Stomach fat can be a challenge for many overweight individuals. It can make you feel unattractive as well as sluggish in our daily lives. Extra fat around our mid-section also increases the risk of many serious health issues. Our risk of heart disease, diabetes, high blood pressure, and high cholesterol go way up when we have excessive belly fat. Losing stomach fat is crucial for overall good health and well-being.
The tips below are essential in taking the necessary steps to remove stomach fat once and for all. It’s a good idea to consult with your doctor beforehand to get a complete physical. Be sure to get your starting weight, body measurements, and any bloodwork necessary, particularly for your cholesterol levels. Ask your doctor if you are capable of starting a new eating and workout regimen.
Tip # 1 – Our eating habits are critical in determining how much weight we are to lose. Counting calories and weighing food may work for some people, but if you are busy like I am, you need an easy method to eat healthily. My goal is to eat healthy 80% of the time. The way I do this is to focus on foods that are not processed. This means eating more lean meats, seafood, fresh vegetables, good fats, and fruit. Keep the diet simple with the natural food and you will be eating healthy a majority of the time.
Tip # 2 – Getting enough exercise is necessary for overall good health as well as burning off extra fat. I’m not able to spend hours working out and chances are you are not able to either. A more efficient form of exercise that I have adopted is interval training with my own body weight and free-weights. Intervals provide full-body workouts in much less time.
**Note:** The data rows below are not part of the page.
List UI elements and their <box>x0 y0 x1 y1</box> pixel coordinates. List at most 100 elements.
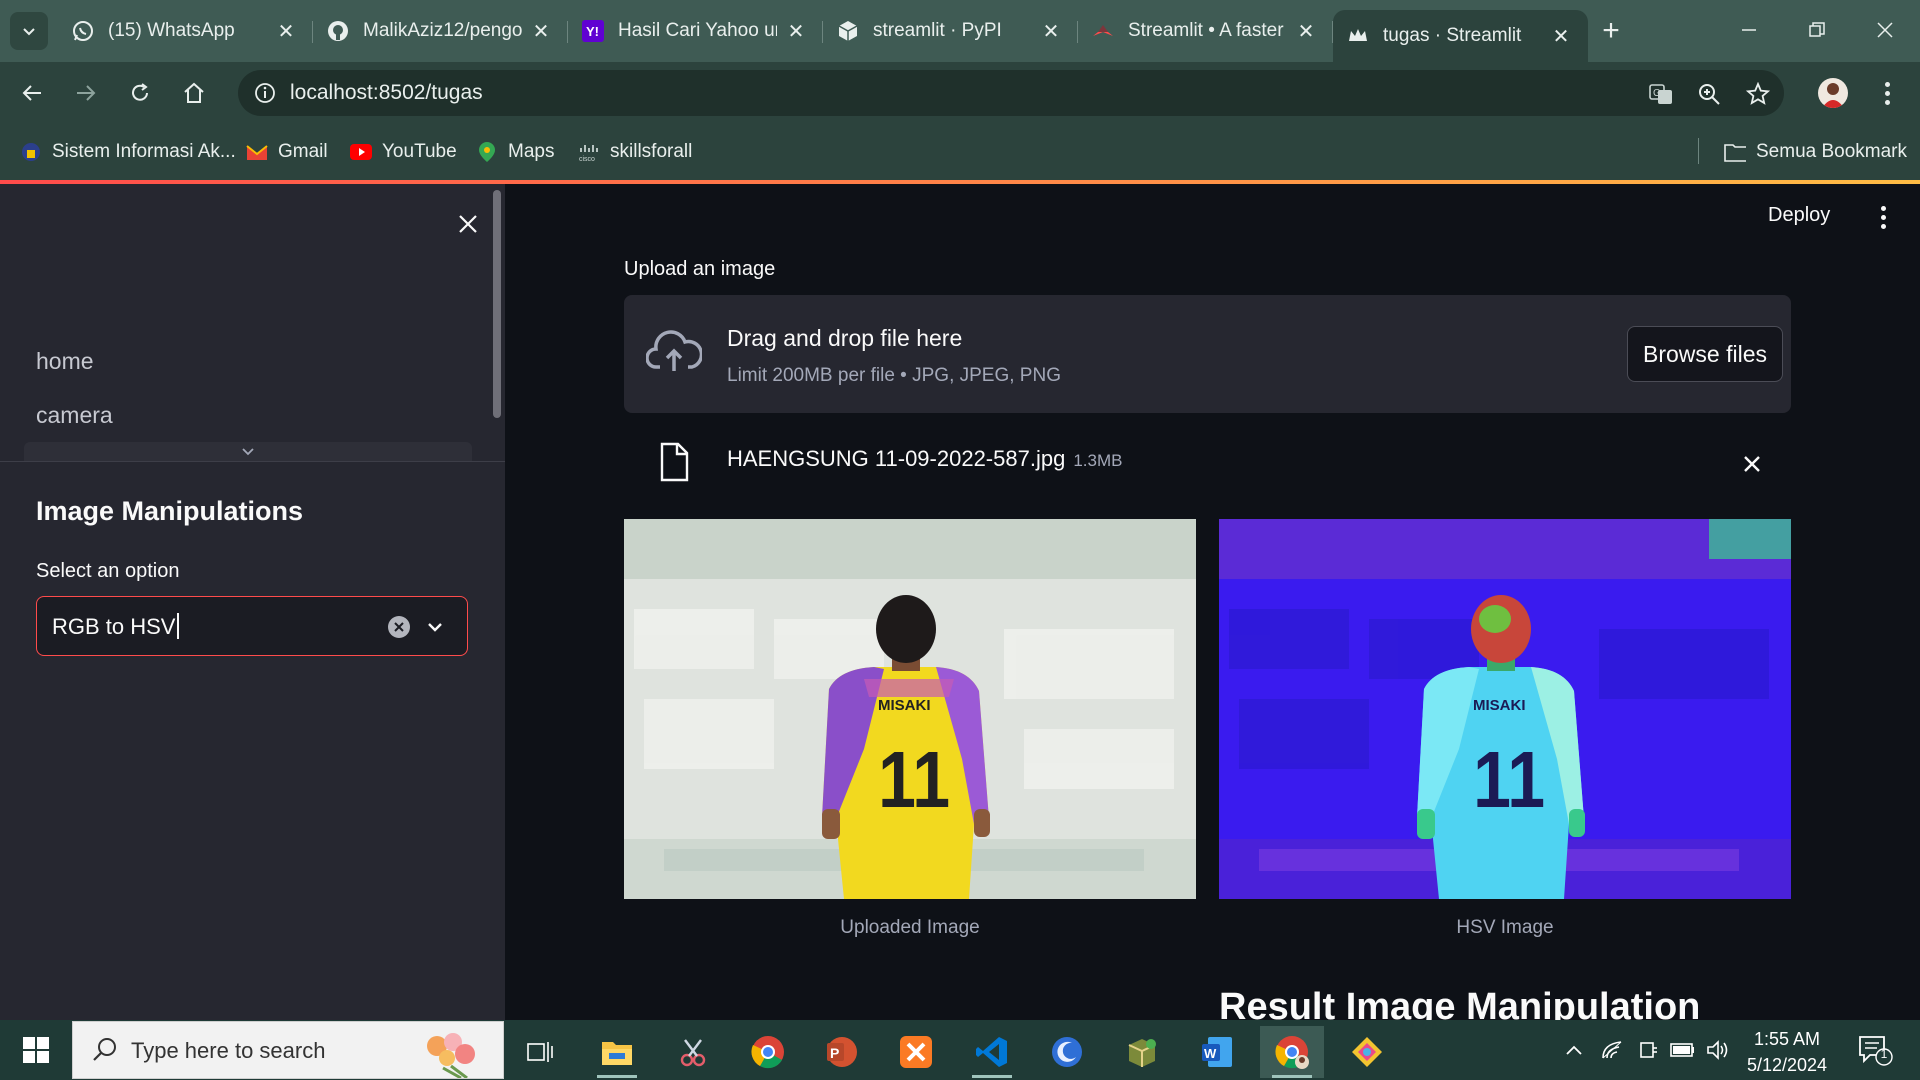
gmail-icon <box>246 141 268 163</box>
taskbar-snipping-tool[interactable] <box>661 1026 725 1078</box>
start-button[interactable] <box>12 1030 60 1070</box>
clear-icon <box>394 622 404 632</box>
taskbar-search-box[interactable]: Type here to search <box>72 1021 504 1079</box>
taskbar-app-package[interactable] <box>1110 1026 1174 1078</box>
option-select[interactable]: RGB to HSV <box>36 596 468 656</box>
bookmark-skillsforall[interactable]: cisco skillsforall <box>578 138 692 166</box>
new-tab-button[interactable]: + <box>1593 14 1629 50</box>
restore-button[interactable] <box>1783 8 1851 52</box>
svg-text:cisco: cisco <box>579 156 595 162</box>
tab-streamlit-home[interactable]: Streamlit • A faster ✕ <box>1078 10 1333 52</box>
nav-label: home <box>36 347 94 374</box>
vscode-icon <box>976 1037 1007 1067</box>
tab-close-icon[interactable]: ✕ <box>1038 18 1064 44</box>
sidebar-nav: home camera <box>24 334 472 442</box>
windows-icon <box>23 1037 49 1063</box>
home-button[interactable] <box>176 75 212 111</box>
tab-yahoo[interactable]: Y! Hasil Cari Yahoo ur ✕ <box>568 10 823 52</box>
file-dropzone[interactable]: Drag and drop file here Limit 200MB per … <box>624 295 1791 413</box>
sidebar-scrollbar[interactable] <box>493 190 501 418</box>
sidebar-item-camera[interactable]: camera <box>24 388 472 442</box>
zoom-icon[interactable] <box>1695 80 1723 108</box>
notification-count: 1 <box>1880 1047 1888 1061</box>
taskbar-browser-app[interactable] <box>1035 1026 1099 1078</box>
forward-button[interactable] <box>68 75 104 111</box>
github-icon <box>327 20 349 42</box>
git-diamond-icon <box>1352 1037 1382 1067</box>
arrow-right-icon <box>77 85 96 101</box>
cisco-icon: cisco <box>578 141 600 163</box>
profile-avatar[interactable] <box>1818 78 1848 108</box>
notification-center-button[interactable]: 1 <box>1858 1034 1894 1066</box>
device-icon[interactable] <box>1636 1038 1660 1062</box>
streamlit-sidebar: home camera Image Manipulations Select a… <box>0 184 505 1020</box>
folder-icon <box>1724 141 1746 163</box>
tab-pypi[interactable]: streamlit · PyPI ✕ <box>823 10 1078 52</box>
address-bar[interactable]: localhost:8502/tugas G <box>238 70 1784 116</box>
tab-close-icon[interactable]: ✕ <box>783 18 809 44</box>
file-name-wrap: HAENGSUNG 11-09-2022-587.jpg 1.3MB <box>727 446 1122 472</box>
svg-text:Y!: Y! <box>586 24 599 39</box>
browser-menu-button[interactable] <box>1872 76 1902 110</box>
bookmark-maps[interactable]: Maps <box>476 138 554 166</box>
taskbar-vscode[interactable] <box>960 1026 1024 1078</box>
battery-icon[interactable] <box>1670 1038 1694 1062</box>
deploy-button[interactable]: Deploy <box>1768 204 1830 227</box>
back-button[interactable] <box>14 75 50 111</box>
all-bookmarks-button[interactable]: Semua Bookmark <box>1724 138 1907 166</box>
taskbar-git-app[interactable] <box>1335 1026 1399 1078</box>
taskbar-word[interactable]: W <box>1185 1026 1249 1078</box>
task-view-button[interactable] <box>508 1026 572 1078</box>
jersey-name: MISAKI <box>1473 697 1526 714</box>
main-menu-button[interactable] <box>1873 204 1893 230</box>
tab-search-button[interactable] <box>10 12 48 50</box>
tab-title: streamlit · PyPI <box>873 20 1002 41</box>
taskbar-xampp[interactable] <box>884 1026 948 1078</box>
jersey-number: 11 <box>878 735 950 824</box>
chevron-up-icon[interactable] <box>1562 1038 1586 1062</box>
tab-close-icon[interactable]: ✕ <box>273 18 299 44</box>
clear-selection-button[interactable] <box>388 616 410 638</box>
bookmark-label: Gmail <box>278 141 328 162</box>
sidebar-close-button[interactable] <box>452 208 484 240</box>
taskbar-chrome[interactable] <box>736 1026 800 1078</box>
tab-tugas-streamlit[interactable]: tugas · Streamlit ✕ <box>1333 10 1588 62</box>
sidebar-nav-expand-button[interactable] <box>24 442 472 462</box>
minimize-button[interactable] <box>1715 8 1783 52</box>
taskbar-file-explorer[interactable] <box>585 1026 649 1078</box>
bookmark-star-icon[interactable] <box>1744 80 1772 108</box>
tab-title: tugas · Streamlit <box>1383 25 1522 46</box>
bookmarks-divider <box>1698 138 1699 164</box>
system-clock[interactable]: 1:55 AM 5/12/2024 <box>1722 1026 1852 1078</box>
remove-file-button[interactable] <box>1738 450 1766 478</box>
close-window-button[interactable] <box>1851 8 1919 52</box>
uploaded-file-row: HAENGSUNG 11-09-2022-587.jpg 1.3MB <box>624 434 1791 494</box>
bookmark-label: Maps <box>508 141 555 162</box>
clock-time: 1:55 AM <box>1753 1029 1821 1049</box>
dropzone-title: Drag and drop file here <box>727 325 963 351</box>
search-placeholder: Type here to search <box>131 1038 326 1063</box>
site-info-icon[interactable] <box>242 70 288 116</box>
reload-button[interactable] <box>122 75 158 111</box>
tab-close-icon[interactable]: ✕ <box>1293 18 1319 44</box>
tab-github[interactable]: MalikAziz12/pengo ✕ <box>313 10 568 52</box>
bookmark-sistem-informasi[interactable]: Sistem Informasi Ak... <box>20 138 236 166</box>
tab-whatsapp[interactable]: (15) WhatsApp ✕ <box>58 10 313 52</box>
sidebar-item-home[interactable]: home <box>24 334 472 388</box>
browser-toolbar: localhost:8502/tugas G <box>0 62 1920 124</box>
taskbar-chrome-profile[interactable] <box>1260 1026 1324 1078</box>
snipping-icon <box>680 1039 706 1067</box>
close-icon <box>459 215 477 233</box>
translate-icon[interactable]: G <box>1647 80 1675 108</box>
hsv-image: MISAKI 11 <box>1219 519 1791 899</box>
browse-files-button[interactable]: Browse files <box>1627 326 1783 382</box>
tab-close-icon[interactable]: ✕ <box>1548 23 1574 49</box>
taskbar-powerpoint[interactable]: P <box>810 1026 874 1078</box>
dropdown-toggle[interactable] <box>423 615 447 639</box>
bookmark-gmail[interactable]: Gmail <box>246 138 328 166</box>
tab-close-icon[interactable]: ✕ <box>528 18 554 44</box>
bookmark-label: Sistem Informasi Ak... <box>52 141 236 162</box>
chrome-profile-icon <box>1275 1036 1309 1069</box>
bookmark-youtube[interactable]: YouTube <box>350 138 457 166</box>
wifi-icon[interactable] <box>1600 1038 1624 1062</box>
I can get a workout done in 45 minutes a few times per week. They provide the right intensity and burn fat effectively.
Tip # 3 – Create a low-budget home gym. Contrary to popular belief, a home gym does not require fancy gym equipment. For intervals, all that you need at home are dumbbells (light and heavy), adjustable bench or stability ball, and elastic bands. Any extras are a plus but are not required.
Tip # 4 – To keep boredom from setting in, change up your workouts often. The great thing about interviews is that you can mix and match tons of body weight exercises into one routine. You can also workout outdoors for a change of pace. Try a park or playground that has monkey bars and incorporated them in by doing pull-ups. Keep things fresh and you will not tire of working out.
Tip # 5 – Monitor your progress with a journal. A composition book or notebook will do. Track your current weight, measurements, and anything else you want. Keep notes of the amounts of weights you use, how many reps and sets you can complete. Make sure you are constantly challenging yourself. You will find it rewarding to be able to look back on your progress.